Of the 35 species listed above, 6 are valid [P. ligusticum, P. opilio (originally described in 1758, not 1761), P. punctipes, P. riedeli, P. savignyi (originally described by Audouin, not Savigny) & P. targionii], 3 belong to different genera of the opiliones, 4 belong to different arachnid orders, 2 are species inquirenda and 20 are nomina dubia.

The type species is P. opilio, not P. iberica [which has been synonymised with Metaphalangium cirtanum (CL Koch, 1839)], as designated by Latreille in 1810.

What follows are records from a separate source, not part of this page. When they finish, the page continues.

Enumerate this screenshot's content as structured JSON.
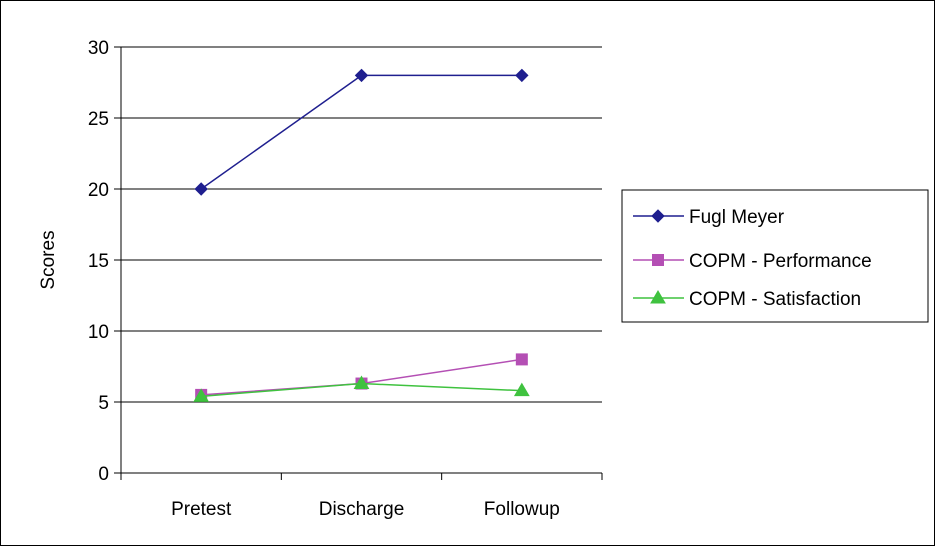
{
  "chart_data": {
    "type": "line",
    "title": "",
    "xlabel": "",
    "ylabel": "Scores",
    "categories": [
      "Pretest",
      "Discharge",
      "Followup"
    ],
    "ylim": [
      0,
      30
    ],
    "yticks": [
      0,
      5,
      10,
      15,
      20,
      25,
      30
    ],
    "grid": true,
    "legend_position": "right",
    "series": [
      {
        "name": "Fugl Meyer",
        "values": [
          20,
          28,
          28
        ],
        "color": "#1f1f8f",
        "marker": "diamond"
      },
      {
        "name": "COPM - Performance",
        "values": [
          5.5,
          6.3,
          8
        ],
        "color": "#b44fb4",
        "marker": "square"
      },
      {
        "name": "COPM - Satisfaction",
        "values": [
          5.4,
          6.3,
          5.8
        ],
        "color": "#3fc23f",
        "marker": "triangle"
      }
    ]
  }
}
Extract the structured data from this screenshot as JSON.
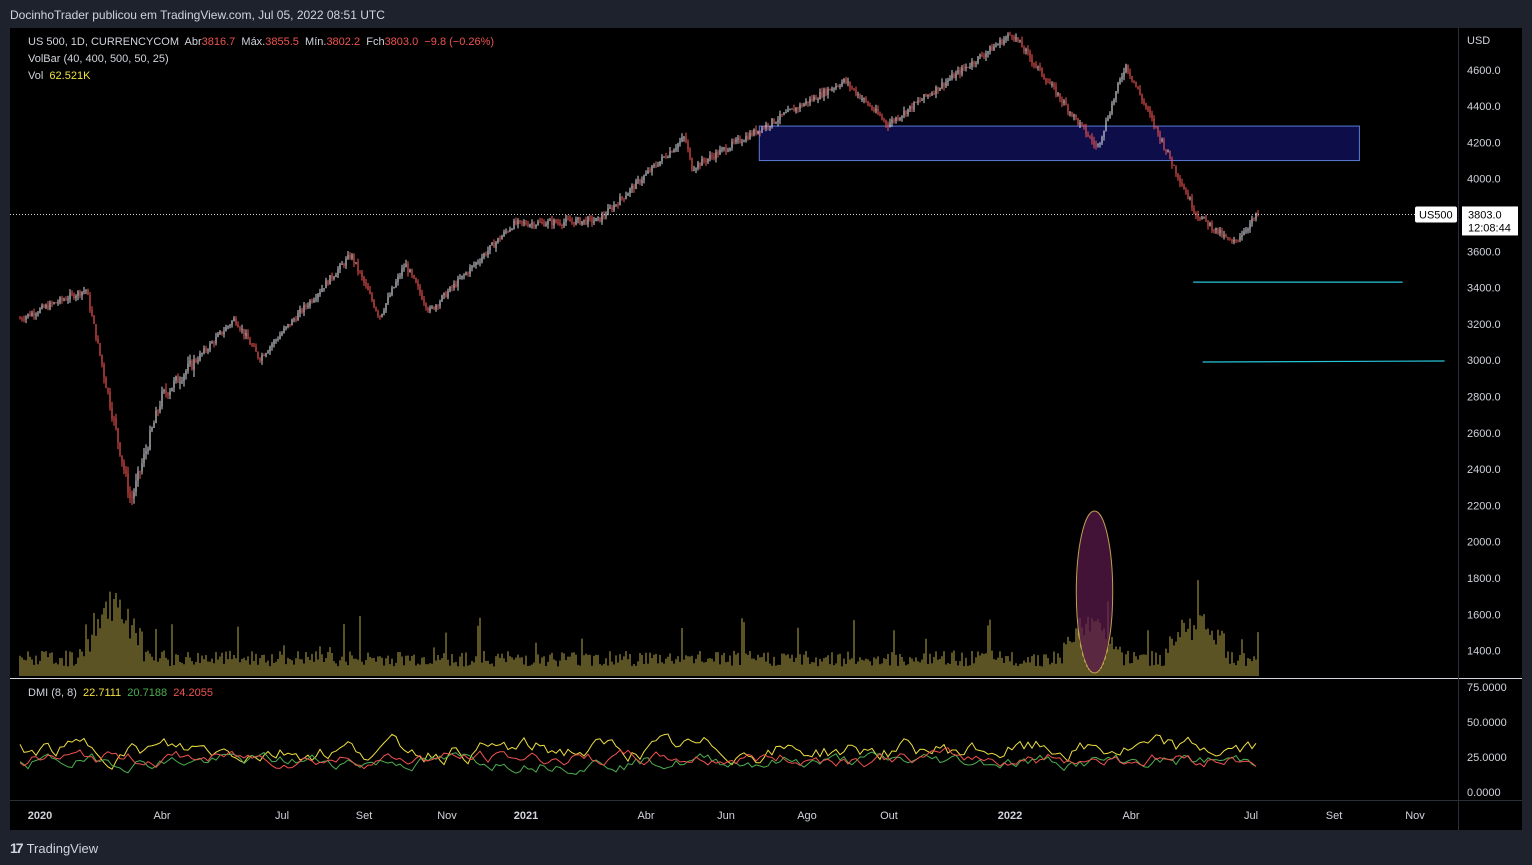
{
  "header": {
    "publisher_text": "DocinhoTrader publicou em TradingView.com, Jul 05, 2022 08:51 UTC"
  },
  "legend": {
    "symbol": "US 500, 1D, CURRENCYCOM",
    "open_label": "Abr",
    "open_value": "3816.7",
    "high_label": "Máx.",
    "high_value": "3855.5",
    "low_label": "Mín.",
    "low_value": "3802.2",
    "close_label": "Fch",
    "close_value": "3803.0",
    "change": "−9.8 (−0.26%)",
    "volbar_label": "VolBar (40, 400, 500, 50, 25)",
    "vol_label": "Vol",
    "vol_value": "62.521K",
    "dmi_label": "DMI (8, 8)",
    "dmi_adx": "22.7111",
    "dmi_plus": "20.7188",
    "dmi_minus": "24.2055"
  },
  "price_axis": {
    "currency": "USD",
    "ticks": [
      "4600.0",
      "4400.0",
      "4200.0",
      "4000.0",
      "3800.0",
      "3600.0",
      "3400.0",
      "3200.0",
      "3000.0",
      "2800.0",
      "2600.0",
      "2400.0",
      "2200.0",
      "2000.0",
      "1800.0",
      "1600.0",
      "1400.0"
    ],
    "symbol_tag": "US500",
    "last_price_tag": "3803.0",
    "countdown": "12:08:44"
  },
  "dmi_axis": {
    "ticks": [
      "75.0000",
      "50.0000",
      "25.0000",
      "0.0000"
    ]
  },
  "time_axis": {
    "labels": [
      "2020",
      "Abr",
      "Jul",
      "Set",
      "Nov",
      "2021",
      "Abr",
      "Jun",
      "Ago",
      "Out",
      "2022",
      "Abr",
      "Jul",
      "Set",
      "Nov"
    ]
  },
  "footer": {
    "brand": "TradingView",
    "logo": "17"
  },
  "colors": {
    "background": "#000000",
    "frame": "#1e222d",
    "up_candle": "#d1d4dc",
    "down_candle": "#ef5350",
    "volume": "#b8a64a",
    "zone_fill": "#0d0d4a",
    "zone_border": "#5a7bd6",
    "support_lines": "#26c6da",
    "volume_ellipse": "#5a1a4a",
    "adx": "#f0e040",
    "di_plus": "#4caf50",
    "di_minus": "#ef5350"
  },
  "chart_data": {
    "type": "candlestick",
    "symbol": "US 500",
    "interval": "1D",
    "ylim": [
      1300,
      4850
    ],
    "price_path": [
      {
        "date": "2020-01-01",
        "close": 3230
      },
      {
        "date": "2020-02-19",
        "close": 3390
      },
      {
        "date": "2020-03-23",
        "close": 2220
      },
      {
        "date": "2020-04-15",
        "close": 2800
      },
      {
        "date": "2020-06-08",
        "close": 3230
      },
      {
        "date": "2020-06-26",
        "close": 3010
      },
      {
        "date": "2020-09-02",
        "close": 3580
      },
      {
        "date": "2020-09-23",
        "close": 3240
      },
      {
        "date": "2020-10-12",
        "close": 3530
      },
      {
        "date": "2020-10-30",
        "close": 3270
      },
      {
        "date": "2020-12-31",
        "close": 3750
      },
      {
        "date": "2021-03-04",
        "close": 3770
      },
      {
        "date": "2021-05-07",
        "close": 4230
      },
      {
        "date": "2021-05-12",
        "close": 4060
      },
      {
        "date": "2021-09-02",
        "close": 4540
      },
      {
        "date": "2021-10-04",
        "close": 4300
      },
      {
        "date": "2022-01-04",
        "close": 4800
      },
      {
        "date": "2022-03-08",
        "close": 4170
      },
      {
        "date": "2022-03-29",
        "close": 4630
      },
      {
        "date": "2022-05-20",
        "close": 3810
      },
      {
        "date": "2022-06-16",
        "close": 3640
      },
      {
        "date": "2022-07-05",
        "close": 3803
      }
    ],
    "zones": [
      {
        "name": "resistance-zone",
        "low": 4100,
        "high": 4290,
        "start": "2021-07-01",
        "end": "2022-09-18"
      }
    ],
    "levels": [
      {
        "price": 3430,
        "start": "2022-05-18",
        "end": "2022-10-20"
      },
      {
        "price": 2990,
        "start": "2022-05-25",
        "end": "2022-11-20"
      }
    ],
    "volume_ylim": [
      0,
      2200
    ],
    "volume_highlight": {
      "start": "2022-02-22",
      "end": "2022-03-18"
    },
    "dmi": {
      "ylim": [
        0,
        75
      ],
      "series": [
        {
          "name": "22.7111",
          "values_end": 22.7111
        },
        {
          "name": "20.7188",
          "values_end": 20.7188
        },
        {
          "name": "24.2055",
          "values_end": 24.2055
        }
      ]
    }
  }
}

In addition to the 6 valid names from the above list, the genus Bactrophalangium (with its 2 species) has been synonymized into Phalangium, 8 species have been described since 2005 and one species described in 1953 is missing from the above list, making a total of 17 species currently recognized as valid.